The scanner (or lexical analyzer) reads a stream of characters and produces a stream of words. It determines whether a group of characters in the input stream is a valid word, and if so, assigns it a syntactic category.

Recognizers, DFAs, Regexes

The model that the scanner uses to perform lexical analysis is called a recognizer. A recognizer is a deterministic finite automaton (DFA). A valid word in the input language takes the DFA to an accept state. Hence, a stream of characters can be transformed into a stream of words by feeding the character stream into a DFA and keeping track of all instances when the DFA enters an accept state.

However, specifying a language in terms of DFAs can be inconvenient. Instead, compiler writers use regular expressions. Regexes, much like DFAs, define a set of valid words. In fact, any regexes can be translated into an equivalent DFA via a series of algorithms --- one that converts the regex into a nondeterministic finite automaton (NFA), followed by one that converts an NFA into a DFA by subset construction, followed by another one that minimizes a DFA by partitioning its states into equivalence classes.

Implementing the Scanner

There are several strategies for implementing scanners.

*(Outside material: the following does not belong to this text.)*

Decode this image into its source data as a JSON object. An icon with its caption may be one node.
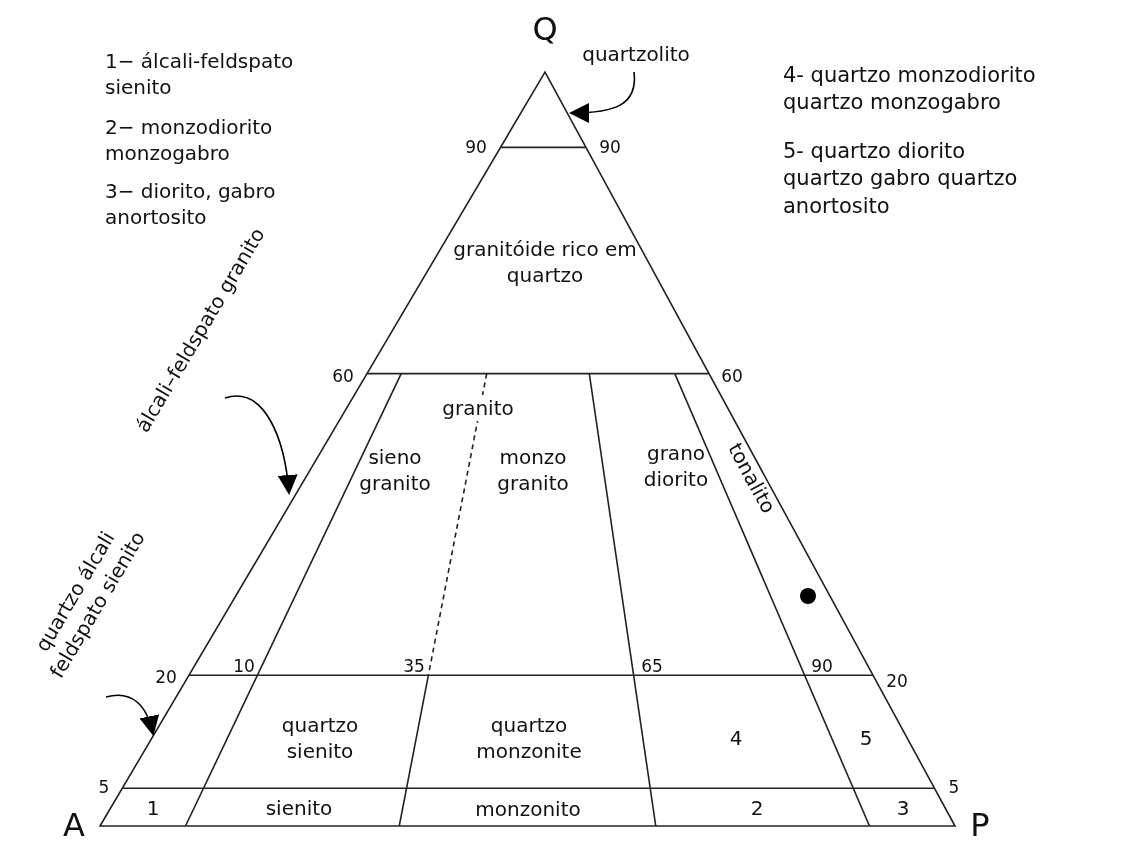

One approach is table-driven. A scanner generator accepts a set of regular expressions, converts them into a DFA, and uses this DFA to generate and fill in a set of tables. These tables will drive a skeleton scanner, which consists of four sections: initialization, a scanning loop, a roll back loop, and a final section that interprets and reports the result.

An alternative to the table-driven approach is to use a hand-coded scanner. Hand-coded scanners replace the explicit DFA transitions specified by the tables with an implicit one specified in terms of the control flow of the scanner program. Hand coding eliminates memory references and allows other specializations.

For instance, consider a procedure that advances the input character stream and returns the next character in the stream whenever it is called. In a hand-coded scanner, this procedure can be replaced with one that returns a buffer of characters rather than just one charcater on each call. This reduces the amount of overhead due to procedure calls.